Fim do excepcionalismo americano sob Trump

New York Times Top Stories •
×

Os dias dos Estados Unidos como nação excepcional parecem ter acabado. Em casa, o presidente Donald Trump está enfraquecendo os alicerces do governo representativo. No exterior, ele deixou de lado a promoção da democracia e parece mais inclinado a trabalhar com autocracias como a China e a Rússia do que com os aliados democráticos tradicionais da América.

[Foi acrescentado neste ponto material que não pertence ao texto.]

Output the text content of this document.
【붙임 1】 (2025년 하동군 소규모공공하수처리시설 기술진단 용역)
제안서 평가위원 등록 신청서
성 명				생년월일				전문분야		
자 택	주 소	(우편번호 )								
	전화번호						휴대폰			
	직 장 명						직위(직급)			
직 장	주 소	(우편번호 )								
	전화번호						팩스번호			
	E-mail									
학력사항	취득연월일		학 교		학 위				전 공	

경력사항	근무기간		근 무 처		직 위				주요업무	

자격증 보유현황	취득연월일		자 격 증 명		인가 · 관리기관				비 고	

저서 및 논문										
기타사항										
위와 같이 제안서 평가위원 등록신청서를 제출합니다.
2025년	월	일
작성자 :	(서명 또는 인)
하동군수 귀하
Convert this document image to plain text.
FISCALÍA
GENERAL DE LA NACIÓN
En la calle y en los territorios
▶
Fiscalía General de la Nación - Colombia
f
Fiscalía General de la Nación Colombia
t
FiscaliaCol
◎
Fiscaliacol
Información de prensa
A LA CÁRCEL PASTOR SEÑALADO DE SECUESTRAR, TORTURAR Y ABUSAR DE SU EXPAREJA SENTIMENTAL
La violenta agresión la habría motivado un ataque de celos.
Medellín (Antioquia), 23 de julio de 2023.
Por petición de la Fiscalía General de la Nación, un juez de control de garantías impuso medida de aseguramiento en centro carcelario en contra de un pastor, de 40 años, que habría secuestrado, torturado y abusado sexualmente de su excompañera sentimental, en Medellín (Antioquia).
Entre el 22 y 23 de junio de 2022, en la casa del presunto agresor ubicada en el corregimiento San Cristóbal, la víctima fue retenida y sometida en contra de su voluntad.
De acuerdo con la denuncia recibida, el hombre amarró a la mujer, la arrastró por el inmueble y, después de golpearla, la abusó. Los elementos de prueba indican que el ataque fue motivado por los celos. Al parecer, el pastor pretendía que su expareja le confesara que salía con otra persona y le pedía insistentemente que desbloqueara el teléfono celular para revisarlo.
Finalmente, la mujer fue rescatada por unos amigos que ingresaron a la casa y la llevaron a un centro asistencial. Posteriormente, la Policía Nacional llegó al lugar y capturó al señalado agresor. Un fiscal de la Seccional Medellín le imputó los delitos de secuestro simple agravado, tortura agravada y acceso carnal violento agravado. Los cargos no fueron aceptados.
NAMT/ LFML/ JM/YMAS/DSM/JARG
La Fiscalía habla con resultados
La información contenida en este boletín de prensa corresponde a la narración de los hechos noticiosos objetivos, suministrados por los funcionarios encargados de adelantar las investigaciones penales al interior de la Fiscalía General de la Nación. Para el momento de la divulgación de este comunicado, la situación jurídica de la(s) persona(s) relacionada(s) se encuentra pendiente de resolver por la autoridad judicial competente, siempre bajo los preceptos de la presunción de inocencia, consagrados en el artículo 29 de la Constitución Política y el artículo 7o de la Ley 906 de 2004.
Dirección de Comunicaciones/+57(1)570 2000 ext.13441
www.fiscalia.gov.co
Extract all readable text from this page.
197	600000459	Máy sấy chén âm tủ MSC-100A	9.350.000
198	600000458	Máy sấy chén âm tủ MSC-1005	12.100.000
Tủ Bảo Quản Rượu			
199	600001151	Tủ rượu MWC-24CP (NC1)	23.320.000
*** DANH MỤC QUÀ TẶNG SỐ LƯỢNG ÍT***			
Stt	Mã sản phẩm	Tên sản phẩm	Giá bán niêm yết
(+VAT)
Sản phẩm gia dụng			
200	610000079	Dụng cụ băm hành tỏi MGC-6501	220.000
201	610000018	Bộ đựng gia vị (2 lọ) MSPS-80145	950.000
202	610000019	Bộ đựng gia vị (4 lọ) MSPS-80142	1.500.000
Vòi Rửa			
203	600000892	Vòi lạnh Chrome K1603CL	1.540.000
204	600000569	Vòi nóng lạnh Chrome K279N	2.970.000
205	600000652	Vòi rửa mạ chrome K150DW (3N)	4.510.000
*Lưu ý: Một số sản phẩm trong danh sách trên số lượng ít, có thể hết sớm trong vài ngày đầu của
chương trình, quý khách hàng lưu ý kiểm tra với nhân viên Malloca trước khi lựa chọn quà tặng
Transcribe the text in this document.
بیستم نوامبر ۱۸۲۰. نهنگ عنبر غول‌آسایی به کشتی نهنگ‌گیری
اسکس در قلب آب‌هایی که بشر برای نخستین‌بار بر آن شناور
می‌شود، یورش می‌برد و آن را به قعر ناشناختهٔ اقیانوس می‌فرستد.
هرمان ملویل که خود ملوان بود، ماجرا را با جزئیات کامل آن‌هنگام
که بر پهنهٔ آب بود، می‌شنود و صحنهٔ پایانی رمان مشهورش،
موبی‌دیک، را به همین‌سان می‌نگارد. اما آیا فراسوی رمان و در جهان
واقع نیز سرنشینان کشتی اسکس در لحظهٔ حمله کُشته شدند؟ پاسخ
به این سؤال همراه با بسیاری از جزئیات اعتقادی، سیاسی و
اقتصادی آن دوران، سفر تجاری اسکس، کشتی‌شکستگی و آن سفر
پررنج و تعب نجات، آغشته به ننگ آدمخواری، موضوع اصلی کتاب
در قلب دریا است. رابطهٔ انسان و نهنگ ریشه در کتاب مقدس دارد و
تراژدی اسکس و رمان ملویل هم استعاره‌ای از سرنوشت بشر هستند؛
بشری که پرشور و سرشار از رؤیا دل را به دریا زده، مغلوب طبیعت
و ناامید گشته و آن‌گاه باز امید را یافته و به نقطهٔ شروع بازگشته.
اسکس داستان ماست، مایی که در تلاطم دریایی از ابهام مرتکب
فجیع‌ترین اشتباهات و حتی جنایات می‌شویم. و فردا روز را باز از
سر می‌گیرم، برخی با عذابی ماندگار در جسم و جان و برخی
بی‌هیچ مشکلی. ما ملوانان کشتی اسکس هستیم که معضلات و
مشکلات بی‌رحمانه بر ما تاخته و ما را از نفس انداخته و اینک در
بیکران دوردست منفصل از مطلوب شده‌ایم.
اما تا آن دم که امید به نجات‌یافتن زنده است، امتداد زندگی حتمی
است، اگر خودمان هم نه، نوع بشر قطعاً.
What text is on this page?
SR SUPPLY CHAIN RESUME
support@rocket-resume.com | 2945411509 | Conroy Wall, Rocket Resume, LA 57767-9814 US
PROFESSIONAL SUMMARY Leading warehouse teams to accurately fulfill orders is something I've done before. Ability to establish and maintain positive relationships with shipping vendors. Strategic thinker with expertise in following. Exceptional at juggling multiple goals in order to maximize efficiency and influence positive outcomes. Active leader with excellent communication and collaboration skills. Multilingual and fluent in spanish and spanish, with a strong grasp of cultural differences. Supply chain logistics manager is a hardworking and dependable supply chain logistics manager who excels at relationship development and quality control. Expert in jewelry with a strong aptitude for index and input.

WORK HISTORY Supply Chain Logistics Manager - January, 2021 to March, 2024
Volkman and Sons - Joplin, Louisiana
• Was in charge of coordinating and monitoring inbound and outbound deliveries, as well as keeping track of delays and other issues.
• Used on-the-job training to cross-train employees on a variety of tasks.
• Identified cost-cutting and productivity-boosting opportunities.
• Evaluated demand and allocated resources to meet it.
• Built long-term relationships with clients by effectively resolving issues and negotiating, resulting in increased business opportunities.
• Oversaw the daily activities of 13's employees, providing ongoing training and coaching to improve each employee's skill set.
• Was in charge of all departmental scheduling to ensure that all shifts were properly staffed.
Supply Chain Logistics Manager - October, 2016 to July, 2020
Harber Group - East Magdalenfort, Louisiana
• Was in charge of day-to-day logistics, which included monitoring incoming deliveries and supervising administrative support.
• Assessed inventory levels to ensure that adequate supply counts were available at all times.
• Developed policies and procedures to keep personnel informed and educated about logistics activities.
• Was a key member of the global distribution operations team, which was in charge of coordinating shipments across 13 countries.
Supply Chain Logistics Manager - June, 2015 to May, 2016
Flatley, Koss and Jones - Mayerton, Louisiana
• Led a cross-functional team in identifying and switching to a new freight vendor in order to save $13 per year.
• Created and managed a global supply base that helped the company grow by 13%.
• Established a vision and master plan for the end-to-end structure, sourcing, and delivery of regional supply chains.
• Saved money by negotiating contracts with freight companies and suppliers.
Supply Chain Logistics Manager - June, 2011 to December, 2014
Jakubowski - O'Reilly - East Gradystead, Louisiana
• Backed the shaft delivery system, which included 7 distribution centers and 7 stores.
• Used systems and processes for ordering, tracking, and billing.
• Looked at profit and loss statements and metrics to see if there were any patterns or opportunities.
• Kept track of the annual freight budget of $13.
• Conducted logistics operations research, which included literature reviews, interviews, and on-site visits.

Embora o ataque do Sr. Trump à democracia americana seja sem precedentes e perigoso, ele está certo em se abster da promoção da democracia no exterior e em estender a mão através das linhas divisórias ideológicas. Melhorar as relações com a China, como o Sr. Trump pretende fazer em sua cúpula com Xi Jinping na quinta-feira, é uma necessidade em um mundo interdependente.

No entanto, a rejeição do Sr. Trump à promoção da democracia é falha em um aspecto crítico: ao comprometer a própria democracia da América e apoiar populistas iliberais no exterior, ele está extinguindo a missão fundacional da nação de mudar o mundo pelo exemplo. O líder puritano John Winthrop vislumbrou uma "cidade sobre uma colina" em 1630, mudando o mundo ao servir como modelo democrático. Como escreveu Thomas Paine em 1776: "Temos em nosso poder começar o mundo de novo."

Os Estados Unidos estão desperdiçando sua capacidade de curvar o arco da história em direção a mais liberdade. Esta abordagem paciente de disseminar a democracia precisa urgentemente ser reanimada.